Poet Molly Fisk published an essay on “John Updike, His Stories, and Me” in the Oct. 25, 2021 issue of Harper’s Bazaar that shares some Updike family history and confronts the issues of truth in fiction . . . and fiction in truth.
“Almost exactly three years after my dad’s death, a short story by Uncle John appeared in The New Yorker called “Brother Grasshopper.” Everyone who knew me and my family knew that my uncle was John Updike. He married my mother’s older sister, Mary, when they were in college, and we Fisks spent every summer back East in Ipswich or Vermont or on Martha’s Vineyard with the Updikes. Each couple produced four children at regular intervals, so we had nearly parallel cousins. If you’ve read Couples or The Maples Stories, you know the general scene: beaches, chaos, shucking corn, tennis and cocktails, adultery. There were the usual family spats now and then, but as a child, I always thought of the four adults as good friends.”

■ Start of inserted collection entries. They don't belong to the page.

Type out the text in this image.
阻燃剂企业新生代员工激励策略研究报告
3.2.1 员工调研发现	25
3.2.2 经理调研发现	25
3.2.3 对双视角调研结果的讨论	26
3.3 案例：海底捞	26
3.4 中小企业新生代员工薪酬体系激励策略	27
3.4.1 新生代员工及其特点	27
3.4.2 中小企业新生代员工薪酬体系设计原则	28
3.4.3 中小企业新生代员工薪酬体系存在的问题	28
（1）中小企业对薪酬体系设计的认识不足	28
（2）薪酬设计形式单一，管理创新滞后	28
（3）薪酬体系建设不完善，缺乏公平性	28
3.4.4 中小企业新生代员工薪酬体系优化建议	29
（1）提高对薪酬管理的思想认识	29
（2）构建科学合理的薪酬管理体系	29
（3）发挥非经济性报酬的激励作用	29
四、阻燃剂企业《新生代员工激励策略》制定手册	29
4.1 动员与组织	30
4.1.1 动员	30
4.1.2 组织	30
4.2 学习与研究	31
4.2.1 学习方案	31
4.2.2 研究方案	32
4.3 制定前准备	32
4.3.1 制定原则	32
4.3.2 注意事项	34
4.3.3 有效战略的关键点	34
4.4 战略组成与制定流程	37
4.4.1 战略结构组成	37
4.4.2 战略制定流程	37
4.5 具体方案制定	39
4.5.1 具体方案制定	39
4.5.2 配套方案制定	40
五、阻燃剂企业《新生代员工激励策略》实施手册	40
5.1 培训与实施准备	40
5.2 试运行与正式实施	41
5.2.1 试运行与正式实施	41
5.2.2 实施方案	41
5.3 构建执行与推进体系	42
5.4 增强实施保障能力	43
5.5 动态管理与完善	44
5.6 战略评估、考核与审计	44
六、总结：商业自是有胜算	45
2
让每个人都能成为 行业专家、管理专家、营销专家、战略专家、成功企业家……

But after “Brother Grasshopper” was published, Fisk’s answering machine blew up with messages asking if she’d seen the story and if she was “okay.” So she went out and bought a copy of the magazine to read Updike’s latest.
“There were all our family stories: driving home from Crane Beach jammed into the Ford Falcon with dripping ice cream cones that Irving cheerfully told us to throw out the window, so we did. There was the one wild one about Irving going missing just before my parents’ wedding and John finding him taking a bath in the brook. There was even the terrible saga of my dad’s climb on Mont Blanc when he was 20, where two of his friends died. John reset the event in New Hampshire’s White Mountains and killed only one.”
What shocked Fisk was that Updike had “written an essentially nonfictional story about my dad, changing only his name (to Carlyle), and then made him a producer of pornography. I was mortified.”